Results: Five articles involving 1481 patients were included. The meta-analysis showed no difference in the 4-wk healing rate between ilaprazole and other PPIs [89.7% vs 87.0%; relative risk (RR) = 1.02; 95%CI: 0.98-1.06; Z = 1.00; P = 0.32]. The results did not change in the sensitivity analyses. The meta-analysis indicated that the adverse effect rate in the ilaprazole group was lower than that in the control group, but the difference was not significant (9.7% vs 13.0%; RR = 0.81; 95%CI: 0.60-1.07; Z = 1.47; P = 0.14).
Conclusion: Ilaprazole is a highly effective and safe PPI in the treatment of duodenal ulcers. Ilaprazole can be recommended as a therapy for acid-related disorders, especially in Asian populations.

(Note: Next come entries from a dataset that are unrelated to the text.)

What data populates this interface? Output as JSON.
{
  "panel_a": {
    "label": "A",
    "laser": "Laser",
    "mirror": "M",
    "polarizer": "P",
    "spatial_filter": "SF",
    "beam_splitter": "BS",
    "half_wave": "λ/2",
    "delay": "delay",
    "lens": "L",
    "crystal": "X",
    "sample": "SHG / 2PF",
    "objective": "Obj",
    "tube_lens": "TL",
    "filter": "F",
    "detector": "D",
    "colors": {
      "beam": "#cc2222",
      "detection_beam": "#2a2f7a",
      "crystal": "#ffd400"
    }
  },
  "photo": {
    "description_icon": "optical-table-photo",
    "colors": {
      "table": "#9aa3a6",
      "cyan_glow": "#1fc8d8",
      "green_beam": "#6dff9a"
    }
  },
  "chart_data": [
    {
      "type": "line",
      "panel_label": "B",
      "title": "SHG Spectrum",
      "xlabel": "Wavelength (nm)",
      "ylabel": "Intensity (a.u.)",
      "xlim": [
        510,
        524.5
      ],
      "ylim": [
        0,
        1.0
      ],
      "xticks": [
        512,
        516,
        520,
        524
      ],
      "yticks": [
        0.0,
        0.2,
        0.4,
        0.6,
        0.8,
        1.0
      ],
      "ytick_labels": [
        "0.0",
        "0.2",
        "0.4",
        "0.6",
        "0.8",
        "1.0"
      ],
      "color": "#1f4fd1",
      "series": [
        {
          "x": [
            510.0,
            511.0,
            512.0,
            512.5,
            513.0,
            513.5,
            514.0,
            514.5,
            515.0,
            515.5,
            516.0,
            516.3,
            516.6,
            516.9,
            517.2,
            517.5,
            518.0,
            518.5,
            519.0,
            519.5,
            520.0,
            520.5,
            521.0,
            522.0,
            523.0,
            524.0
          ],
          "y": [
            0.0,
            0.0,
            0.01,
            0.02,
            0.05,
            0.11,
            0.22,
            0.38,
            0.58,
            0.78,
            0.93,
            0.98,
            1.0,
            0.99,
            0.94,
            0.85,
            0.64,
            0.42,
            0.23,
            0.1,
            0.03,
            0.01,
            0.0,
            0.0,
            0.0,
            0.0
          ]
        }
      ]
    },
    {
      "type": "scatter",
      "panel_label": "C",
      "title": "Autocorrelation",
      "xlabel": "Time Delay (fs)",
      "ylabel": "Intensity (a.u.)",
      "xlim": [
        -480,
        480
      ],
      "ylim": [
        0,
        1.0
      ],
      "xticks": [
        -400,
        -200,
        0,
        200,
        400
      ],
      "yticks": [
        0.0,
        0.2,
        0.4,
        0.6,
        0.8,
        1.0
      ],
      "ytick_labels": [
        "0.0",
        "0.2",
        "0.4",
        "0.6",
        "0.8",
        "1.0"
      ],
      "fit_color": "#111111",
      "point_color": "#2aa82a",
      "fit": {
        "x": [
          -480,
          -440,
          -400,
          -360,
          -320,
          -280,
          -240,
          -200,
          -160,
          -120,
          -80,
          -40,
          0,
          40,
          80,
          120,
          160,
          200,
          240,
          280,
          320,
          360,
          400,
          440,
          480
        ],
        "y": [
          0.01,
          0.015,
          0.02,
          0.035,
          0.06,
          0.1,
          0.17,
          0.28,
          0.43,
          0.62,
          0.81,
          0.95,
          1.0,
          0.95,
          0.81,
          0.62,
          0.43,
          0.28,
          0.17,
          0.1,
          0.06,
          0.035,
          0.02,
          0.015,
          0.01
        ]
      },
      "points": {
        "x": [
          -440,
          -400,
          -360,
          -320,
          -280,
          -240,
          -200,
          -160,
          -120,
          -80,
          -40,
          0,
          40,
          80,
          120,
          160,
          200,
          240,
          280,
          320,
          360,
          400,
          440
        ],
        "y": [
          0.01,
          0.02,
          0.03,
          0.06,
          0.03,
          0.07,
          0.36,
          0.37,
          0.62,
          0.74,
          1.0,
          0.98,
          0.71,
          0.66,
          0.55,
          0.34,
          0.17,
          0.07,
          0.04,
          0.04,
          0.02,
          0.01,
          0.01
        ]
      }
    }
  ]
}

A comparative pharmacodynamic study of IY-81149 versus omeprazole in patients with gastroesophageal reflux disease
Objective: To evaluate and compare the pharmacodynamic effects of IY-81149 and omeprazole on gastric pH in patients with gastroesophageal reflux disease.

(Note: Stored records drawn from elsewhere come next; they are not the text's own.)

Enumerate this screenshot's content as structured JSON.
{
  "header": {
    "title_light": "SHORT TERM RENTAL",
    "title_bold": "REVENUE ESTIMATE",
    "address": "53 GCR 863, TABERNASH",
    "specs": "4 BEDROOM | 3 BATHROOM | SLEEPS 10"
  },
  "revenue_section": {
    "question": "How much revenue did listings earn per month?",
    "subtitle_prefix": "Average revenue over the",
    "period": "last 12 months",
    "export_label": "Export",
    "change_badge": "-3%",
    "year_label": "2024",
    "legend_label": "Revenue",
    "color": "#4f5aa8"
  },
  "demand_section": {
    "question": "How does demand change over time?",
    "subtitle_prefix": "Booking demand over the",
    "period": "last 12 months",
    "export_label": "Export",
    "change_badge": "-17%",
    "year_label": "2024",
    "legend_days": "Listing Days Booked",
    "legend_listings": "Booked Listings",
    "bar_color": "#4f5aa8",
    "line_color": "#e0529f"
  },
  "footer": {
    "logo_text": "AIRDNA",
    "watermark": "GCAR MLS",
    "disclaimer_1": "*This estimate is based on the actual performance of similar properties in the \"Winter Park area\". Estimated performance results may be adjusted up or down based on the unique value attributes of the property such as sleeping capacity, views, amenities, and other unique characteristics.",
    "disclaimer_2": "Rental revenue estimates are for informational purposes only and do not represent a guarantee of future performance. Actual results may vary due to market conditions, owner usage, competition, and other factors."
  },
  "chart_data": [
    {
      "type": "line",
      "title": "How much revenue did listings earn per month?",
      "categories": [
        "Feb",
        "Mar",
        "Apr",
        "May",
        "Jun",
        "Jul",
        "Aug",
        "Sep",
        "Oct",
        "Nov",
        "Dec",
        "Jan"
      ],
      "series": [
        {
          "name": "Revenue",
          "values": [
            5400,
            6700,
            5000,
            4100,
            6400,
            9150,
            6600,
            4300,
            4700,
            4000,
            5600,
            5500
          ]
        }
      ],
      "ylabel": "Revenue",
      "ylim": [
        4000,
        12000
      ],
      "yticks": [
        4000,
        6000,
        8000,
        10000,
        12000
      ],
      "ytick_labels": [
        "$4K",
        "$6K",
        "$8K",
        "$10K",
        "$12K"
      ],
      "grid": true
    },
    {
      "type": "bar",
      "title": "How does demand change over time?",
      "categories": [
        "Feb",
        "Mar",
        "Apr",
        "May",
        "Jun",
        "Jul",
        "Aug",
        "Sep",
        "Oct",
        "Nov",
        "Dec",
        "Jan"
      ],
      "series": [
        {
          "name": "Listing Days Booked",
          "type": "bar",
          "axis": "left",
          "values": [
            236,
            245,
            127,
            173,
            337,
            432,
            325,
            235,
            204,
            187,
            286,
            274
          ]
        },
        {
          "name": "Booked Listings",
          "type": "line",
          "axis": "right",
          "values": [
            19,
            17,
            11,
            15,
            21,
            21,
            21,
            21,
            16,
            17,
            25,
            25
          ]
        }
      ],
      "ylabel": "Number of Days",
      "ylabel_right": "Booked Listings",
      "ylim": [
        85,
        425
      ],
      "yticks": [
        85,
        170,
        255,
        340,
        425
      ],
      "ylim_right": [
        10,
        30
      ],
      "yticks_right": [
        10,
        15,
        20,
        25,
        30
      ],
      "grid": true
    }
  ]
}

Methods: Sixty male and female volunteers with gastroesophageal reflux disease were enrolled in a double-blind, two-way, crossover, dose-ranging study. Subjects were randomized into three groups, with each group comparing the effect of one of three doses of IY-81149 (5, 10, or 20 mg) with 20 mg omeprazole. IY-81149 and omeprazole were administered once daily for 5 days. Continuous 24-hour pH measurements were performed before the first dose (baseline) and after the fifth dose in both periods. Gastric acid suppression was evaluated on the basis of the following parameters: AUC(0-24), median pH in a 24-hour interval (pHmedian), and the percent time in a 24-hour interval in which the gastric pH was greater than 4 (tpH > 4). The truncated AUC parameters AUC(0-8), AUC(8-16), and AUC(16-24) were also calculated. The effects of IY-81149 and omeprazole on gastric pH were compared by use of analyses of covariance. The dose-response relationship for IY-81149 was also evaluated.
Results: There were no statistically significant differences between 5 mg IY-81149 and 20 mg omeprazole in terms of AUC(0-24), pHmedian, tpH, 4, AUC(0-8), and AUC(8-16). IY-81149, at 10 mg, produced a significantly greater gastric acid suppression than omeprazole on the basis of the values of AUC(0-24), pHmedian, tpH > 4, AUC(8-16), and AUC(16-24). Administration of 20 mg IY-81149 produced a significantly greater gastric acid suppression on the basis of all parameters. All doses of IY-81149 were more effective than omeprazole during 16 to 24 hours after the dose was administered.
Conclusions: Administration of 10 and 20 mg IY-81149 produced a statistically significantly greater and prolonged suppression of gastric pH than 20 mg omeprazole.